Other investigators (50, 51) have shown that the severity of gastroesophageal reflux correlates with length of the Barrett’s segment, but the genetic factors that contribute to segment length have remained unknown. We found that Barrett’s segment length was significantly correlated with p16 genotype, increasing from a median length of 1.5 to 6.0 to 8.0 cm in wild type, hemizygous, and nullizygous segments, respectively. These results, combined with our observations that the prevalence of 17p (p53) LOH, aneuploidy, and increased 4N are correlated with p16 genotype, provide a somatic genetic mechanism for observations that increasing Barrett’s segment lengths are associated with a trend toward increased risk of neoplastic progression (52, 53). We realize that the prevalence of p16 alterations may be underestimated in patients with very short BE segments, because fewer biopsies were taken in these patients. However, the expansion of clones with p16 lesions to all or all but one levels of the Barrett’s segment in 82% of the patients examined decreases the likelihood that increased sampling of larger segments affected the probability of detecting existing p16 lesions.

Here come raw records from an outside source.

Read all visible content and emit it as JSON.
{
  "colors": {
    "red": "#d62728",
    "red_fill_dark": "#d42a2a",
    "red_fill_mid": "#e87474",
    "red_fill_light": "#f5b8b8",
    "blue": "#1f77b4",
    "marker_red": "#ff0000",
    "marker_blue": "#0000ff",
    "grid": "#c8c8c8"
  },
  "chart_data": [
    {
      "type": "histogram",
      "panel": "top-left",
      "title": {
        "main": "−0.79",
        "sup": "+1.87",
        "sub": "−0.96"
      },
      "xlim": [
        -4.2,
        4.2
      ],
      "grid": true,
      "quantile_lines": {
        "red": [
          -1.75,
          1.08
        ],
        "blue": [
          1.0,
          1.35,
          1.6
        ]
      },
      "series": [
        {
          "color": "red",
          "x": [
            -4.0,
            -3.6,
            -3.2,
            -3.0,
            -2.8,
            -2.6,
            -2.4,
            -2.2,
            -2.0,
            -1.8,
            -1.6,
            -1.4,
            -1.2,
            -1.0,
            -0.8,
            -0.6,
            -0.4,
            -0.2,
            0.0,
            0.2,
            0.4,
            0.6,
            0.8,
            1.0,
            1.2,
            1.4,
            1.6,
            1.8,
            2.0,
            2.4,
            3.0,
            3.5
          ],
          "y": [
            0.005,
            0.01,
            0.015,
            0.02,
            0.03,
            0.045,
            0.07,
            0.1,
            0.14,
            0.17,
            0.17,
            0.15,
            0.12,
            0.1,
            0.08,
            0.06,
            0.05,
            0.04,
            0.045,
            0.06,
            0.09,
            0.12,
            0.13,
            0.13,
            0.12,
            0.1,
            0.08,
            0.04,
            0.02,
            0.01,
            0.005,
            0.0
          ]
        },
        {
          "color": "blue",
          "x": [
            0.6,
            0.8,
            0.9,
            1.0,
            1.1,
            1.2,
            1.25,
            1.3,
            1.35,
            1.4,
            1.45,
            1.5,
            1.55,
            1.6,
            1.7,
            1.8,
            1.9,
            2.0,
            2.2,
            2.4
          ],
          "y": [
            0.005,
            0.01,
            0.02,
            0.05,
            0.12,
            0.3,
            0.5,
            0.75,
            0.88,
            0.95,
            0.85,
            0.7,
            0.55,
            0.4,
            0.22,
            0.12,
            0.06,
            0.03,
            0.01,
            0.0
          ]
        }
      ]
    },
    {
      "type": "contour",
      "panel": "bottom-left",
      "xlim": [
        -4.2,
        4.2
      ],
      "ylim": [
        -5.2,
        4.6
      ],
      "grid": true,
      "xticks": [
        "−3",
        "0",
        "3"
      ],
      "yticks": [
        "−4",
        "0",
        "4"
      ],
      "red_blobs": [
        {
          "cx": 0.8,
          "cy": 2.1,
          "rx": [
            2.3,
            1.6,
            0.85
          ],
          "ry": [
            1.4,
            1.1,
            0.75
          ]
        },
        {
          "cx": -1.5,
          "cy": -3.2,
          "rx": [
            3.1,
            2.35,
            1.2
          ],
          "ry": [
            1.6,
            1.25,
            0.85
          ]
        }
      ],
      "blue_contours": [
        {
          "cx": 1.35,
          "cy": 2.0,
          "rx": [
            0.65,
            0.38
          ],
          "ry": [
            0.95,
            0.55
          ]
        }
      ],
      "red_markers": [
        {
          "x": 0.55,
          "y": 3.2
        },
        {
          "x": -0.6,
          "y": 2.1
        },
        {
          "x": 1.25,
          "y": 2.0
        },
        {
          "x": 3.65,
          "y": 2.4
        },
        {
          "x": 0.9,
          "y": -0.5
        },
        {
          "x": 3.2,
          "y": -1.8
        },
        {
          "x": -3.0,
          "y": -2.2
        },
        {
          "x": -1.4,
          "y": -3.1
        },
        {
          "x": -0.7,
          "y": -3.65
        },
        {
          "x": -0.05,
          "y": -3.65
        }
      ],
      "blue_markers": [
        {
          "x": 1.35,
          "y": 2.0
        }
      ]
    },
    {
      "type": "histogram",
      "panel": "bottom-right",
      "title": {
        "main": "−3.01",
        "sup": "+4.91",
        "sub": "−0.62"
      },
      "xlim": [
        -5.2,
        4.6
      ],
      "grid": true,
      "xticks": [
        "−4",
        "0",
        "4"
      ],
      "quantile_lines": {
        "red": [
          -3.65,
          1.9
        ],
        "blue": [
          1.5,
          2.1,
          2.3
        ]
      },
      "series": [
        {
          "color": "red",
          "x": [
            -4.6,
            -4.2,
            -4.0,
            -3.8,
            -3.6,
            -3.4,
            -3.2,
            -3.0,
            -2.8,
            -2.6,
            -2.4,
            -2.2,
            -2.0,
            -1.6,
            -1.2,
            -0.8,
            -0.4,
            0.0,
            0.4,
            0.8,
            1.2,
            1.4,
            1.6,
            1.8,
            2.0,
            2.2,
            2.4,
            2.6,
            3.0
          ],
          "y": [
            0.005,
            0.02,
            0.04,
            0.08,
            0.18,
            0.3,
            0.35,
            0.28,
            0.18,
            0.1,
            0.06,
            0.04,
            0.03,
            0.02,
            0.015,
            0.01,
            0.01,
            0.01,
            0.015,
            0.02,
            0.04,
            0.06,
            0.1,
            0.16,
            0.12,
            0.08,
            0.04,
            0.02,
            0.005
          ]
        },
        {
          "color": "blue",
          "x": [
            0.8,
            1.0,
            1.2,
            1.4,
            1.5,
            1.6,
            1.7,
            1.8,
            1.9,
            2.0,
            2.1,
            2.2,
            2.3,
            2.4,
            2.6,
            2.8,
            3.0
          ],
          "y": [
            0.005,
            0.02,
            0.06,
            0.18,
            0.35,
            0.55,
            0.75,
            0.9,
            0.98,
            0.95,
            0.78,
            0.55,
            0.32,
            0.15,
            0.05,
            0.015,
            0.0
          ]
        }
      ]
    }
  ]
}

Our results may also explain a recent report (54) that cyclin D overexpression in BE is a predictor of progression to esophageal adenocarcinoma. p16 displaces cyclin D from the CDK complex that promotes cell division (5), thereby preventing entry into S-phase of the cell cycle (55, 56), and p16 loss is associated with cyclin D overexpression in esophageal cancer cell lines (57). Thus, cyclin D overexpression may be a surrogate for p16 inactivation in BE. Further work will be required to investigate this hypothesis as well as to determine whether cyclin D overexpression or p16 lesions are the best predictors of progression in BE.

In summary, p16 lesions are the earliest known somatic genetic/epigenetic abnormalities in BE occurring in >85% of cases at all histological grades of dysplasia. p16 hemizygous clones are progenitors to p16 nullizygous clones, and both undergo clonal expansion to involve large regions of the esophagus, creating a field in which other premalignant genetic lesions can arise that can result in esophageal adenocarcinoma.

We thank Christine Karlsen for patient care and David Cowan for database management.